Frequently asked questions
What is ROI?
Return on Investment — the fraction of the original amount you gained (or lost), expressed as a percentage. ROI = (final − initial) ÷ initial × 100. It's the simplest single-period return measure: how much did your money grow, relative to what you started with?
Is ROI the same as annual return?
Not necessarily. This calculator returns the **total** return over the whole period, regardless of how long that period was. A 35% return over 1 year is excellent; a 35% return over 10 years is mediocre (~3% per year compounded). For an apples-to-apples annual figure, look up the CAGR formula: (final ÷ initial)^(1 ÷ years) − 1.
How do I handle fees, dividends, or additional contributions?

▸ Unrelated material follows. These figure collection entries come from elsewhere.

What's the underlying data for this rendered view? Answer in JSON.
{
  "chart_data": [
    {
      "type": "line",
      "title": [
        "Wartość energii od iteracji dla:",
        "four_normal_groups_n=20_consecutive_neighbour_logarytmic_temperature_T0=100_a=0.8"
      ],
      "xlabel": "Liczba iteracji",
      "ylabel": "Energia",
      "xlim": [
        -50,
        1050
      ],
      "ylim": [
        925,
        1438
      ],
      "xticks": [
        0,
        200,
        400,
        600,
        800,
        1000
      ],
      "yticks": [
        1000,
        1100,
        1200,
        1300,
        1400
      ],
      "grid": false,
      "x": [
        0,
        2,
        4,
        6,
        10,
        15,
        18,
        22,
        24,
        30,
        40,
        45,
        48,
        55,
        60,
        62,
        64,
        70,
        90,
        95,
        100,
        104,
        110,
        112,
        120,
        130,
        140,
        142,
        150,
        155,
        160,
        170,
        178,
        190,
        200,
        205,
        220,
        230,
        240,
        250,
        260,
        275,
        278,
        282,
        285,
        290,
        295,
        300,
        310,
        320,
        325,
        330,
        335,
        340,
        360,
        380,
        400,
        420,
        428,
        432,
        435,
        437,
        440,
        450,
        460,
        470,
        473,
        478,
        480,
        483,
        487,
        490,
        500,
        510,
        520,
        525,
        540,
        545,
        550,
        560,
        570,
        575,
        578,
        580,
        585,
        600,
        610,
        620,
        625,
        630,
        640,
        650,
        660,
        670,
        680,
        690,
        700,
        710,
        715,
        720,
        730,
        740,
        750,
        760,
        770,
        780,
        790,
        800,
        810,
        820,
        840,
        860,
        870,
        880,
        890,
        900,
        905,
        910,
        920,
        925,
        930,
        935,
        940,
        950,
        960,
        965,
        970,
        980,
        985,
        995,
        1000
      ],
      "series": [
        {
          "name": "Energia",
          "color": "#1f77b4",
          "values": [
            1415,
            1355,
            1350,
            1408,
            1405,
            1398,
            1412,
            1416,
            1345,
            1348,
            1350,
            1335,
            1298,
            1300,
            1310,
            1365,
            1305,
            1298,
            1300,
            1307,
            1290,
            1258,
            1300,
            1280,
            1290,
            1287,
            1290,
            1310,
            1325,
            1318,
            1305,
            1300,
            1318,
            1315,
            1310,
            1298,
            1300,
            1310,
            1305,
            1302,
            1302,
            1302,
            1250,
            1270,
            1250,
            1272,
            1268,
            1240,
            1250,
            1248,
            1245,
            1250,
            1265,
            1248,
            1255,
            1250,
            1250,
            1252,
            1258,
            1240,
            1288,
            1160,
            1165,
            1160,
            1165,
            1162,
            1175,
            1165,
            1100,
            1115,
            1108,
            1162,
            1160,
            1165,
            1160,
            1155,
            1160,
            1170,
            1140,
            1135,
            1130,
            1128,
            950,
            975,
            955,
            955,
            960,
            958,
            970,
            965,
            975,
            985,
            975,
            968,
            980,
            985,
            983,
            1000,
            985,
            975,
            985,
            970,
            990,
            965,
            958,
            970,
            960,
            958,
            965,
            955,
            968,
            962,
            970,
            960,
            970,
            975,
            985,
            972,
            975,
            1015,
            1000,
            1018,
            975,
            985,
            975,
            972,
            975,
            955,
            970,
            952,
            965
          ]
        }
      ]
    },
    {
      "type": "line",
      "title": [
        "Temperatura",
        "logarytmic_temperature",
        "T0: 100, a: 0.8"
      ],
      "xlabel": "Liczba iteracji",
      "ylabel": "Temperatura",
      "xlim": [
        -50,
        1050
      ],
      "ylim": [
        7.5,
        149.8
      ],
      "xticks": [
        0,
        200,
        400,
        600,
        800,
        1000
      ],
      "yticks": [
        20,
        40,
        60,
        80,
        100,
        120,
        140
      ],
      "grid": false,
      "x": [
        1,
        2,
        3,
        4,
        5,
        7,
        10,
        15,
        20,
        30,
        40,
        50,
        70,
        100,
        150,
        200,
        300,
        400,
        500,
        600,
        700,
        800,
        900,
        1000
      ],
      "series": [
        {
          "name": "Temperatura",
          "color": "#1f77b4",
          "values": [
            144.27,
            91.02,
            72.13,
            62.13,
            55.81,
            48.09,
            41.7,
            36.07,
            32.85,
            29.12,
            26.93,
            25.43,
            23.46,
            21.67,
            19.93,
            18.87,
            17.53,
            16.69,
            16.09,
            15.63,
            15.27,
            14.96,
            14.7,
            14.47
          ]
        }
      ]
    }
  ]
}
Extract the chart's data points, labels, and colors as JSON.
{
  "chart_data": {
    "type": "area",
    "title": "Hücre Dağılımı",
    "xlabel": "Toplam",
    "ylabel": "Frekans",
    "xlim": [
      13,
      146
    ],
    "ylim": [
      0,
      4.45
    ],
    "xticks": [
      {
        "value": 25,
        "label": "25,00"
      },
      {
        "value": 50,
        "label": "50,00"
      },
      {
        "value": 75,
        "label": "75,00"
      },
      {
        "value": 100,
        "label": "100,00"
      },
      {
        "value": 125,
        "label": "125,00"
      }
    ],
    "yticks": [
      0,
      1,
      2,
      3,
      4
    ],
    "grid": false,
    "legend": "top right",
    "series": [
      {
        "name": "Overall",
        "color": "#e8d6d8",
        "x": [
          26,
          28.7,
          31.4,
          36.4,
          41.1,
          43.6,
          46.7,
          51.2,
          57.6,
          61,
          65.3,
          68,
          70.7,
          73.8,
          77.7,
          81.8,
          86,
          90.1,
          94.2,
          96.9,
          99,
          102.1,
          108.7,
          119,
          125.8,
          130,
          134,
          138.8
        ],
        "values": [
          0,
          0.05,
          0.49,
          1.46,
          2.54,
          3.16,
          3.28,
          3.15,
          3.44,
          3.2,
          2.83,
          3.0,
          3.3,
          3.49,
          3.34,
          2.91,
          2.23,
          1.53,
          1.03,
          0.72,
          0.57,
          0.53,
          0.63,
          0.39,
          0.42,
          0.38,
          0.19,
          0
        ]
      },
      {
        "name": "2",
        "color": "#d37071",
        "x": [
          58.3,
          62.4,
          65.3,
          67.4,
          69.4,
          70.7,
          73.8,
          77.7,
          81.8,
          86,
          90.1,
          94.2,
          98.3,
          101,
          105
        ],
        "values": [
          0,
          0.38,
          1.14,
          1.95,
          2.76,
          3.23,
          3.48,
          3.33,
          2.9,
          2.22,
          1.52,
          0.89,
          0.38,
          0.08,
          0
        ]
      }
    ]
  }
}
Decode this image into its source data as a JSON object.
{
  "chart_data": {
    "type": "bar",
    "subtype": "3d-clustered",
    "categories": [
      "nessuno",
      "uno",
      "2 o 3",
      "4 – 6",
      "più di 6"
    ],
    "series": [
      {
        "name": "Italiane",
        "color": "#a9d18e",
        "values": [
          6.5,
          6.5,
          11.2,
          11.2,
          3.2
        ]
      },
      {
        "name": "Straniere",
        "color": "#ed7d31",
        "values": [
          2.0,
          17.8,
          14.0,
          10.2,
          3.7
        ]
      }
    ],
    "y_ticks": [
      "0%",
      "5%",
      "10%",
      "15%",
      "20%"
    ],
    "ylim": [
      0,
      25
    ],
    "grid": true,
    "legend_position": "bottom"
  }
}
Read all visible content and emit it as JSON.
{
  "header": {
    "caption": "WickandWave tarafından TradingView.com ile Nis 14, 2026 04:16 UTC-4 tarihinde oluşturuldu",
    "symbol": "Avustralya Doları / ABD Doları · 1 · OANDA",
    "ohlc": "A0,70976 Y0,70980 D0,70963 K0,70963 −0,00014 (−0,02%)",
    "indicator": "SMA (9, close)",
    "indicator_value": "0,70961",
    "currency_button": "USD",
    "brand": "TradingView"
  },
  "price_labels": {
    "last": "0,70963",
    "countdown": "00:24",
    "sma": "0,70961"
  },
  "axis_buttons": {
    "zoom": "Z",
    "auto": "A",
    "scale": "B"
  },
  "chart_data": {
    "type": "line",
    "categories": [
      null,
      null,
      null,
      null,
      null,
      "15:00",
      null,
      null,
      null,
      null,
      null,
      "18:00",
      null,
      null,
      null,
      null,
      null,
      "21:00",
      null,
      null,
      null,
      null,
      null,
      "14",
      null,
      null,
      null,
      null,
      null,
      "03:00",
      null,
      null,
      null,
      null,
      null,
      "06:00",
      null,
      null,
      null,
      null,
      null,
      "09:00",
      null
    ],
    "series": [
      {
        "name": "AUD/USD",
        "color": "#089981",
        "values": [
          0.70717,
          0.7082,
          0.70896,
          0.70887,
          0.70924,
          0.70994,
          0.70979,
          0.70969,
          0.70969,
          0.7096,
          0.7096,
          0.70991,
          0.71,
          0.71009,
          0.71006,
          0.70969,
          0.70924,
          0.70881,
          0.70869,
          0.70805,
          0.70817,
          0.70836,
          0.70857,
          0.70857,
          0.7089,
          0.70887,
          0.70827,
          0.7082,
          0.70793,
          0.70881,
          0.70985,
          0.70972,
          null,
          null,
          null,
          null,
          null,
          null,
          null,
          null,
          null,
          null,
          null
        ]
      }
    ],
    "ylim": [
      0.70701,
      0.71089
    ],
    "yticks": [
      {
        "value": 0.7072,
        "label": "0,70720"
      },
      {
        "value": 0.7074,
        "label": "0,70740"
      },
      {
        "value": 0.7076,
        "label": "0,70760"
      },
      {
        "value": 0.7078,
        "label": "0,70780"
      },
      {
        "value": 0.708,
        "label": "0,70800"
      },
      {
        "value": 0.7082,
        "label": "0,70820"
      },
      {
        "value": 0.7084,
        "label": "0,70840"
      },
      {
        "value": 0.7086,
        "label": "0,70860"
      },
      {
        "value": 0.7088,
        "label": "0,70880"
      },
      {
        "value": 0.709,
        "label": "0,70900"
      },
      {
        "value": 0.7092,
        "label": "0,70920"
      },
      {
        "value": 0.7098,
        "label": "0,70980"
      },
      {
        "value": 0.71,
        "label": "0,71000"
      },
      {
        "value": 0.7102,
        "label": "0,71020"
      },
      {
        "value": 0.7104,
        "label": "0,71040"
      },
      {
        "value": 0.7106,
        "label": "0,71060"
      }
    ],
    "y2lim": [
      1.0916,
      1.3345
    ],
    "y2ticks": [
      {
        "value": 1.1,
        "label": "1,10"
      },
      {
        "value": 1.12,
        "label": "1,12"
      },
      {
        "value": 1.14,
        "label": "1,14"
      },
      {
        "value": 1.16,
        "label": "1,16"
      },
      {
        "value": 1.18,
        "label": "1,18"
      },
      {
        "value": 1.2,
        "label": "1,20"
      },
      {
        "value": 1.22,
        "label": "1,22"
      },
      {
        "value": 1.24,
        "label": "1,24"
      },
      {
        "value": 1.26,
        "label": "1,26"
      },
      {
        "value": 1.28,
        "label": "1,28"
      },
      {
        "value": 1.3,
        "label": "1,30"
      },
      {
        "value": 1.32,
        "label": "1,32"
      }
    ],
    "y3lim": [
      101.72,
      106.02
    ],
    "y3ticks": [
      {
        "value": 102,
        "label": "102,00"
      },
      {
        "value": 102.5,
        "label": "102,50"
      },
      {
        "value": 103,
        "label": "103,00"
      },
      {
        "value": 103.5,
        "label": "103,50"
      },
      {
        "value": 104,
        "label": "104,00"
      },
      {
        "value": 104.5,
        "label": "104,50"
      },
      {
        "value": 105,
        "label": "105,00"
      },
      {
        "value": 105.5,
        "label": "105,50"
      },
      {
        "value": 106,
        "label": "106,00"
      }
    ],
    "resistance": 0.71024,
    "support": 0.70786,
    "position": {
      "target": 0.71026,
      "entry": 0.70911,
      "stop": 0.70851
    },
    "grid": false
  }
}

Net them in: use the *all-in* numbers. If you put in $10,000 and added another $2,000 mid-way, your "initial" for a clean ROI is muddier — you really want a money-weighted return (IRR), not a simple ROI. For dividends/coupons, add them to the final value before computing. For fees and taxes, subtract them. This calculator does pure compute(final, initial); the right inputs are on you.
Can ROI be negative?
Yes — that means the investment lost money. The result will show a negative percent and the loss in absolute terms. ROI doesn't have a lower bound for assets that can go below zero (some derivatives), but for a normal investment the worst case is −100% (you lose everything).
What's a "good" ROI?
It depends entirely on the period and the risk. Over one year: stocks average ~10% (US equities, long-term), bonds ~4–5%, savings accounts ~4–5% recently, real estate variable. A 10% one-year return on a low-risk asset is great; a 10% return on a high-risk speculative asset is barely compensation for the risk. Compare against an alternative you could've held instead, not against zero.